La Chine a dénoncé mardi l'appel «irresponsable» des États-Unis à accorder au prix Nobel de la paix Liu Xiaobo la «liberté de mouvement» et l'accès aux médecins de son choix après la libération conditionnelle du dissident, atteint d'un cancer.

L'ambassade américaine à Pékin s'est jointe aux demandes de plus en plus pressantes d'avocats et de militants chinois exigeant la libération pleine et entière de l'opposant politique.

Aujourd'hui âgé de 61 ans, Liu Xiaobo a été condamné en 2009 à 11 ans de réclusion pour «subversion». Emblème de la lutte pour la démocratie en Chine, il avait corédigé un manifeste, la Charte 08, prônant le respect des droits de l'homme et des élections libres.

Il a été placé en liberté conditionnelle et hospitalisé après qu'on lui eut diagnostiqué en mai un cancer du foie en phase terminale, a indiqué lundi son avocat Mo Shaoping.

«Nous appelons les autorités chinoises non seulement à libérer M. Liu, mais aussi à libérer son épouse, Mme Liu Xia, de la résidence surveillée dont elle fait l'objet», a déclaré à l'AFP la porte-parole de l'ambassade américaine Mary Beth Polley.

Liu Xia est assignée à résidence à son domicile pékinois depuis 2010, année où son mari s'était vu attribuer le prix Nobel de la paix.

Su Yutong, une journaliste et militante chinoise exilée en Allemagne, a diffusé sur Twitter une vidéo où l'épouse du dissident s'écrie en pleurs: «(Il) ne peut pas être opéré, ni recevoir de chimiothérapie!».

Pas libre

Selon l'avocat du dissident, sa femme est autorisée à lui rendre visite quotidiennement dans un hôpital de Shenyang (nord-est).

«Mais des policiers sont en permanence dans la chambre. À part quelques proches, Liu Xiaobo ne peut avoir aucun contact avec l'extérieur, pas même avec ses avocats», a-t-il déclaré à l'AFP.

La Chine doit fournir au couple «la protection et la liberté -- comme la liberté de mouvement et l'accès aux soins médicaux de son choix - auxquelles ils ont droit en vertu de la constitution et du système juridique chinois et des obligations internationales», a déclaré Mme Polley, de l'ambassade américaine.

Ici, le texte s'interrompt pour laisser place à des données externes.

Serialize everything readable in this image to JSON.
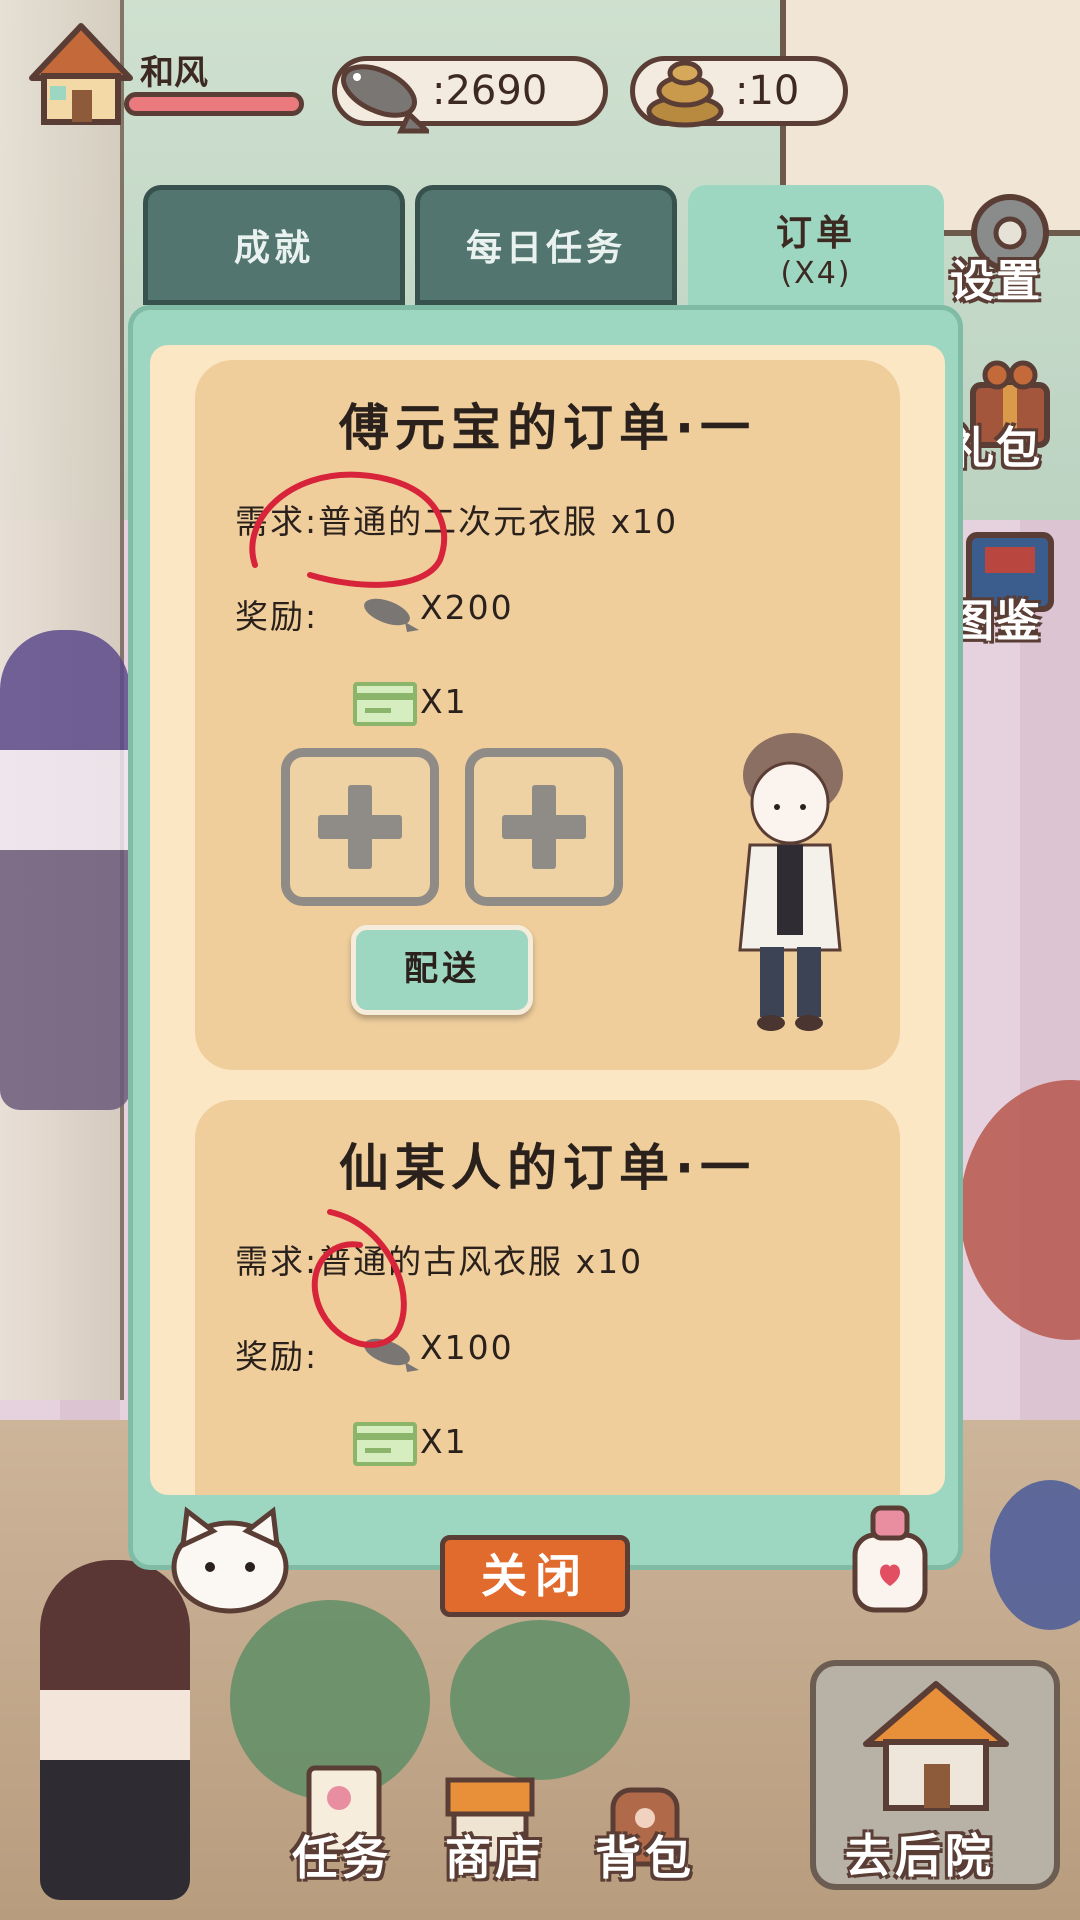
{
  "player": {
    "name": "和风"
  },
  "currency": {
    "fish": ":2690",
    "poop": ":10"
  },
  "tabs": [
    {
      "label": "成就"
    },
    {
      "label": "每日任务"
    },
    {
      "label": "订单",
      "sub": "(X4)"
    }
  ],
  "side_menu": {
    "settings": "设置",
    "gift": "礼包",
    "guide": "图鉴"
  },
  "orders": [
    {
      "title": "傅元宝的订单·一",
      "requirement": "需求:普通的二次元衣服 x10",
      "reward_label": "奖励:",
      "fish_reward": "X200",
      "ticket_reward": "X1",
      "deliver_label": "配送"
    },
    {
      "title": "仙某人的订单·一",
      "requirement": "需求:普通的古风衣服 x10",
      "reward_label": "奖励:",
      "fish_reward": "X100",
      "ticket_reward": "X1"
    }
  ],
  "close_label": "关闭",
  "bottom_nav": {
    "tasks": "任务",
    "shop": "商店",
    "bag": "背包",
    "backyard": "去后院"
  },
  "colors": {
    "panel": "#9dd7c1",
    "card": "#efce9c",
    "close": "#e06b2c",
    "tab_inactive": "#52756f"
  }
}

Mais le ministère chinois des Affaires étrangères a fermement répliqué mardi: «Aucun pays n'a le droit de s'ingérer ou de tenir des propos irresponsables sur les affaires intérieures chinoises», a asséné le porte-parole Lu Kang.

«La Chine est un pays régi par l'État de droit, où tout le monde est égal devant la loi. Tout pays devrait respecter la souveraineté judiciaire de la Chine», a-t-il insisté lors d'un point presse régulier.

Selon la fondation Dui Hua, une ONG basée aux États-Unis, une personne bénéficiant d'une liberté conditionnelle pour raison de santé en Chine n'est pas «libre ou libérée», mais reste «surveillée par les bureaux locaux de la sécurité publique».

Après six mois de soins, son état de santé sera évalué: soit la liberté conditionnelle est prolongée, soit le condamné retourne en prison pour purger le reste de sa peine, selon la même source.

«Condamné à mort»

Des centaines d'avocats, de militants et d'amis de Liu Xiaobo ont ainsi signé mardi une pétition exhortant Pékin à donner au prix Nobel de la paix une «liberté totale» et à l'autoriser à choisir librement ses médecins.

Le dissident est actuellement soigné par une «équipe de huit oncologues réputés», ont indiqué les autorités. Son avocat a expliqué à l'AFP que les personnes en liberté conditionnelle en Chine ne peuvent en théorie se rendre à l'étranger, mais que l'option restait possible selon lui d'après la loi chinoise.

Le comité Nobel de la paix, tout en se disant «heureux» de voir M. Liu libéré, a «très profondément regretté qu'il ait fallu une maladie grave pour qu'il soit relâché».

«Les autorités chinoises portent une lourde responsabilité si la privation de liberté a fait qu'il n'a pas reçu l'aide médicale nécessaire à temps», a-t-il souligné.

Unique Nobel de la paix emprisonné dans le monde, M. Liu est devenu un encombrant symbole pour le régime communiste. Washington et l'Union européenne réclament depuis longtemps sa libération, à l'unisson d'une vaste mobilisation internationale.